10 ;;; Forward traffic from Internet to a internal IP address on ether3
chain=dstnat action=dst-nat to-addresses=192.168.2.250 to-ports=113 protocol=tcp in-interface=ether1 dst-port=113 log=no log-prefix=“”

11 ;;; Forward traffic from Internet to a internal IP address on ether3
chain=dstnat action=dst-nat to-addresses=192.168.2.250 to-ports=113 protocol=udp in-interface=ether1 dst-port=113 log=no log-prefix=“”

12 ;;; Forward traffic from Internet to a internal IP address on ether3
chain=dstnat action=dst-nat to-addresses=192.168.2.250 to-ports=1024-1094 protocol=tcp in-interface=ether1 dst-port=1024-1094 log=no log-prefix=“”

13 ;;; Forward traffic from Internet to a internal IP address on ether3
chain=dstnat action=dst-nat to-addresses=192.168.2.250 to-ports=1024-1094 protocol=udp in-interface=ether1 dst-port=1024-1094 log=no log-prefix=“”

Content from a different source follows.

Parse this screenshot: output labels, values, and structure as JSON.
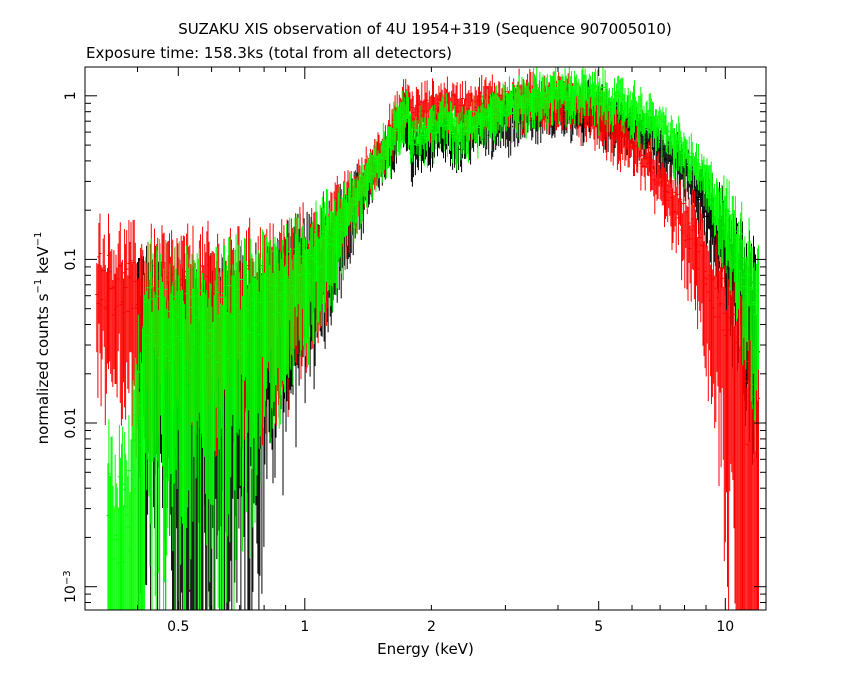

14 ;;; Forward traffic from Internet to a internal IP address on ether3
chain=dstnat action=dst-nat to-addresses=192.168.2.250 to-ports=6660-6669 protocol=tcp in-interface=ether1 dst-port=6660-6669 log=no log-prefix=“”

15 ;;; Forward traffic from Internet to a internal IP address on ether3
chain=dstnat action=dst-nat to-addresses=192.168.2.250 to-ports=6660-6669 protocol=udp in-interface=ether1 dst-port=6660-6669 log=no log-prefix=“”

I know that I could combine the UDP and TCP things and just forward anything regardless of protocol.

When I do port tests from sites on the Internet, some ports are open, others not. I just wand the ports to be open regardless
and forward any traffic the a specific internal IP. There are specific services that do not work otherwise that I use.

Anyway, can someone help with this. Any help is appreciated. Need more info I can provide that.

Anumrak · November 3, 2017, 6:52am

For ports opening to the world for router itself, you need firewall filter. For dstnat port to internal host you need firewall nat.

DennisOlof · November 5, 2017, 7:31pm

Hmm, after some research and actually switching to a zyxel usg firewall it turned out that my mikrotik configuration need
to be improved but over all there was not wrong.

The mikrotik wiki on DST-NAT is correct, and my open ports are open, the sneaky part was that for some service on internet
that can “test” these ports, you need to have the P2P program running so it can respond on that port. I consider this
problem solved for now.

And when I am done with the zyxel device I am switching back to Mikrotik, much better device.